Rzut oka na część "garażową" i  samoróbkę fotel dla fajczarza ogrodowego.

Kilka słów wstępu:

„Powiedzenie Słowo się rzekło, kobyłka (kobyła) u płota (u płotu) dotyczy pewnej historii opisanej w facecji (inaczej: krótkim utworze epickim) o królu Janie III Sobieskim w XVII w. przez Wacława Potockiego w wierszu „Mazur z kobyłą” w zbiorze „Lovialitates albo żarty i fraszki rozmaite”. Było tak (powołuję się na Legendy i podania polskie Mariana Orłonia i Jana Tyszkiewicza (Wydawnictwo PTTK „Kraj”, Warszawa 1986, s. 72-73):

Jakub Zaleski, szlachcic spod Łukowa, po śmierci brata postanowił ubiegać się o urząd wójta. W tym celu udał się konno do stolicy, żeby prośbę osobiście królowi przedstawić. Po drodze imć Zaleski zatrzymał się w zajeździe, by się nieco posilić i wypocząć przed dalszą podróżą. W karczmie było gwarno, gdyż ważny jegomość z dworem wstąpił tam, wracając z polowania. Szlachcic Jakub usiadł przy stoliku obok nieznajomych, zamówił garniec miodu, a kiedy mu się humor poprawił, począł się chełpić, że do samego króla jedzie, żeby wójtostwo dla siebie wyprosić.

     – Nie opuszczę królewskich progów, zanim godności jakiejś znaczniejszej dla siebie nie zyskam – zapalał się, w miarę jak miód coraz bardziej szumiał mu w głowie. – Nie po to tyle wiorst przemierzam, by z pustymi rękami do Łukowa wracać.

Pan, świtą liczną otoczony, wysłuchał owych słów, wąsa sumiastego podkręcając, a potem rzekł:

      – Co innego prośby wysłuchać, a co innego ją spełnić. Nawet król wszystkich próśb spełnić nie może. Jeśli dwóch o ten sam urząd zabiega, jednemu musi odmówić. Co zatem, waszmość, uczynisz, gdy król ci urzędu nie da?

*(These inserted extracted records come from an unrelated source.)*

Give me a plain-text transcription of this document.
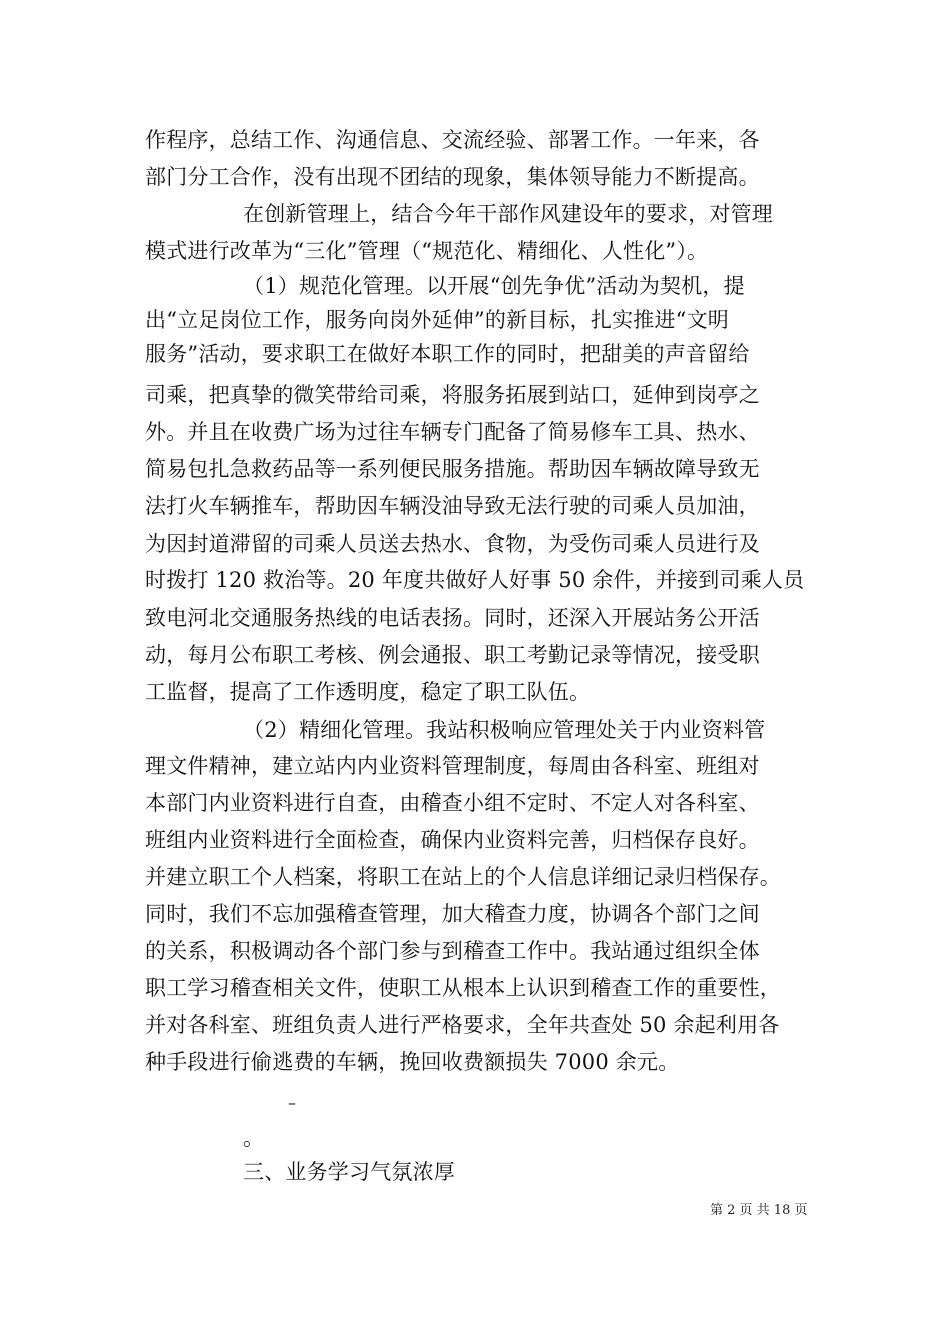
作程序，总结工作、沟通信息、交流经验、部署工作。一年来，各
部门分工合作，没有出现不团结的现象，集体领导能力不断提高。
在创新管理上，结合今年干部作风建设年的要求，对管理
模式进行改革为“三化”管理（“规范化、精细化、人性化”）。
（1）规范化管理。以开展“创先争优”活动为契机，提
出“立足岗位工作，服务向岗外延伸”的新目标，扎实推进“文明
服务”活动，要求职工在做好本职工作的同时，把甜美的声音留给
司乘，把真挚的微笑带给司乘，将服务拓展到站口，延伸到岗亭之
外。并且在收费广场为过往车辆专门配备了简易修车工具、热水、
简易包扎急救药品等一系列便民服务措施。帮助因车辆故障导致无
法打火车辆推车，帮助因车辆没油导致无法行驶的司乘人员加油，
为因封道滞留的司乘人员送去热水、食物，为受伤司乘人员进行及
时拨打 120 救治等。20 年度共做好人好事 50 余件，并接到司乘人员
致电河北交通服务热线的电话表扬。同时，还深入开展站务公开活
动，每月公布职工考核、例会通报、职工考勤记录等情况，接受职
工监督，提高了工作透明度，稳定了职工队伍。
（2）精细化管理。我站积极响应管理处关于内业资料管
理文件精神，建立站内内业资料管理制度，每周由各科室、班组对
本部门内业资料进行自查，由稽查小组不定时、不定人对各科室、
班组内业资料进行全面检查，确保内业资料完善，归档保存良好。
并建立职工个人档案，将职工在站上的个人信息详细记录归档保存。
同时，我们不忘加强稽查管理，加大稽查力度，协调各个部门之间
的关系，积极调动各个部门参与到稽查工作中。我站通过组织全体
职工学习稽查相关文件，使职工从根本上认识到稽查工作的重要性，
并对各科室、班组负责人进行严格要求，全年共查处 50 余起利用各
种手段进行偷逃费的车辆，挽回收费额损失 7000 余元。
–
。
三、业务学习气氛浓厚
第 2 页 共 18 页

      – Co? – zerwał się znad garnca z miodem imć Jakub Zaleski. – Niech wówczas moją kobyłkę w ogon pocałuje. Niech choć ona zaszczytu dostąpi, jeślim urzędu niegodzien. Gdy król jegomość pozwoli, to ją przed sam tron przyprowadzę – oświadczył chełpliwy szlachcic, budząc ogólną wesołość zebranych.

Kiedy za kilka dni Jakub Zaleski stanął przed królewskim majestatem, zaniemówił: oto miał przed sobą owego wielmożę z zajazdu, przed którym się chełpił, że wójtostwo otrzymać musi, a jeśli król mu łaski odmówi, wtedy ma jego kobyłkę w ogon pocałować.

Jan III Sobieski natychmiast poznał pana Jakuba: – Prośby swojej nie musisz mi, waszmość, przedstawiać, boć już o niej w zajeździe mówiłeś. Tylko co będzie, jeśli jej nie spełnię?

      – „Raz kozie śmierć!” – pomyślał szlachcic spod Łukowa. Otrząsnął się z lęku, a dojrzawszy w królewskich oczach wesołe ogniki, wypalił: – Słowo się rzekło, Wasza Królewska Mość. Kobyłka u płota.

Król zaś odparł:

      – Jeśli ktoś nie zapiera się swoich słów, choć mogłoby go to nawet na królewski gniew narazić, nie sprzeniewierzy się też słowu, że swoje obowiązki godnie pełnić będzie. Zostaniesz wójtem!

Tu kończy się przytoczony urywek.